I curled my hands around the cedar and fought off the vision so I could continue to work.

I had to rest, and took the moment to see how Caefawn was faring. His skin had lightened to a pale gray and sweat matted his hair, but otherwise he appeared unhurt.

I looked beyond him and saw a circle of villagers ringing the three of us. They'd come, drawn here by Duck's riderless state, or perhaps by Kith's abrupt leave-taking. But they stayed well away from the silent, motionless battle in the center of the street. There was grim fear on most of their faces. I wondered if they feared the hob or the bloodmage, and decided it was probably both. However, one person had joined the fight.

Rook approached the bloodmage cautiously. With a well-worn knife, he probed the magic that had kept the hob from hitting Nahag. Nahag made a brushing gesture and Rook was tossed to the cobbles. He lay there for a few counts, rolled to his feet, and tried again.

“Enough,” whispered Nahag to the determined raider.

“I won't let you kill him,” said Rook. There was a fierce determination in his pose. I wondered if Caefawn had teased the bleakness from Rook's soul as well as he'd done it for me.

“You can stop nothing.” Nahag's voice was tight with impatience. He spoke a few words and gestured—I recognized it as the same spell he'd thrown at me, and waited for Rook to react. Nothing happened; there was too little magic behind the spell.

Rook looked almost as surprised as the mage. I'd given up hope, because my efforts hadn't seemed to do anything; but hope flared back again.
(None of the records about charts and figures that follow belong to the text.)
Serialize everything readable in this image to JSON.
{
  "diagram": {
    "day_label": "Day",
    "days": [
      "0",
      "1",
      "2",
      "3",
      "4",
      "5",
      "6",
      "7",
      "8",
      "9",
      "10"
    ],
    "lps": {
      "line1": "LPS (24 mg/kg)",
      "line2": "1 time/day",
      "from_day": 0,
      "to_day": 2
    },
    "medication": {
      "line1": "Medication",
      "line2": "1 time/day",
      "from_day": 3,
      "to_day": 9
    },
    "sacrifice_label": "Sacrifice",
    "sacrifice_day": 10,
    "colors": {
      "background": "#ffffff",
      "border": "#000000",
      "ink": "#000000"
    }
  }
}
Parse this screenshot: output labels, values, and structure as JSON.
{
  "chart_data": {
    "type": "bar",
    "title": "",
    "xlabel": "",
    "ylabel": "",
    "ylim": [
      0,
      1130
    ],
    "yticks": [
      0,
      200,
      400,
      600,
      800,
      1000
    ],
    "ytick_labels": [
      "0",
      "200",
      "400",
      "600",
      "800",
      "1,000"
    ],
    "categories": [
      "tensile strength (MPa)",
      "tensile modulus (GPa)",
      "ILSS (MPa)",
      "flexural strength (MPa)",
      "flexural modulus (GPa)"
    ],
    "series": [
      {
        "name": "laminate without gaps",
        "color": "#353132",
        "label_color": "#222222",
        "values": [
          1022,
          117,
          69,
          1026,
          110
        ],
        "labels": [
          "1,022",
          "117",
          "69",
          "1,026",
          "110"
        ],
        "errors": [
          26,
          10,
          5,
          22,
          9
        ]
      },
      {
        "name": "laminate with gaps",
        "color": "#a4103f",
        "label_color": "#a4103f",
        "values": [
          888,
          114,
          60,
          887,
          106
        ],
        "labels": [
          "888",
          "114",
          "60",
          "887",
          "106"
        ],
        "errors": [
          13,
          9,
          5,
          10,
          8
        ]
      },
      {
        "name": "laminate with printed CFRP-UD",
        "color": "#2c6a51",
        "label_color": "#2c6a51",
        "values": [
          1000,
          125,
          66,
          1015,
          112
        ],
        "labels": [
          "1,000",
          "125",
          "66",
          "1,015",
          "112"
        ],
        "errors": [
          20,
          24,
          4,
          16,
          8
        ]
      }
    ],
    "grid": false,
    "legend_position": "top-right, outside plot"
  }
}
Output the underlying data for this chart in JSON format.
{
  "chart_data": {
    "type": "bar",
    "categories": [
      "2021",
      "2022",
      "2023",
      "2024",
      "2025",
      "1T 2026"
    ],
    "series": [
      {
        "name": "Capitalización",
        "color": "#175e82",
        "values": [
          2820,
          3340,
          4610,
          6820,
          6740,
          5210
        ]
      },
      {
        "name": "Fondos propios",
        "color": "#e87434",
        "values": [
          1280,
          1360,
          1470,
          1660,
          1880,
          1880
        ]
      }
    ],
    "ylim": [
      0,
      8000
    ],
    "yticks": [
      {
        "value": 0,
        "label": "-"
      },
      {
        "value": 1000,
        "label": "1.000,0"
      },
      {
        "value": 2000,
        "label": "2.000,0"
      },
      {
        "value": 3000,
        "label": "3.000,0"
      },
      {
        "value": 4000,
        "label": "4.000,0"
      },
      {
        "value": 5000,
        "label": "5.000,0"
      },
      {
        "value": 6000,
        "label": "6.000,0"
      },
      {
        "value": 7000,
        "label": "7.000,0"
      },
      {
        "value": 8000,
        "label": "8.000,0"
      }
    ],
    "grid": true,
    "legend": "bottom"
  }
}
Wary, but not yet overly alarmed, Nahag surveyed the villagers, dismissing them one by one and skipping over me to return to Caefawn.

“Is it you? What have you done?” Nahag jerked his sword out of Kith and began a strike toward Caefawn.

I grabbed as many of the captive spirits as I could and tore them free. The sword dropped to the ground, and the mage fell to his hands and knees with a guttural cry. Forcing my stubborn body to move, I walked forward. When I reached Nahag, I collapsed to the ground.

He was trying to hold together the gaps in his spirit with magic, but his power was a thin and pale thing now. He didn't seem to know how to reach the magic of the land, the magic I used. I saw his gaze focus on the lowland berserker, and Nahag began to crawl toward him.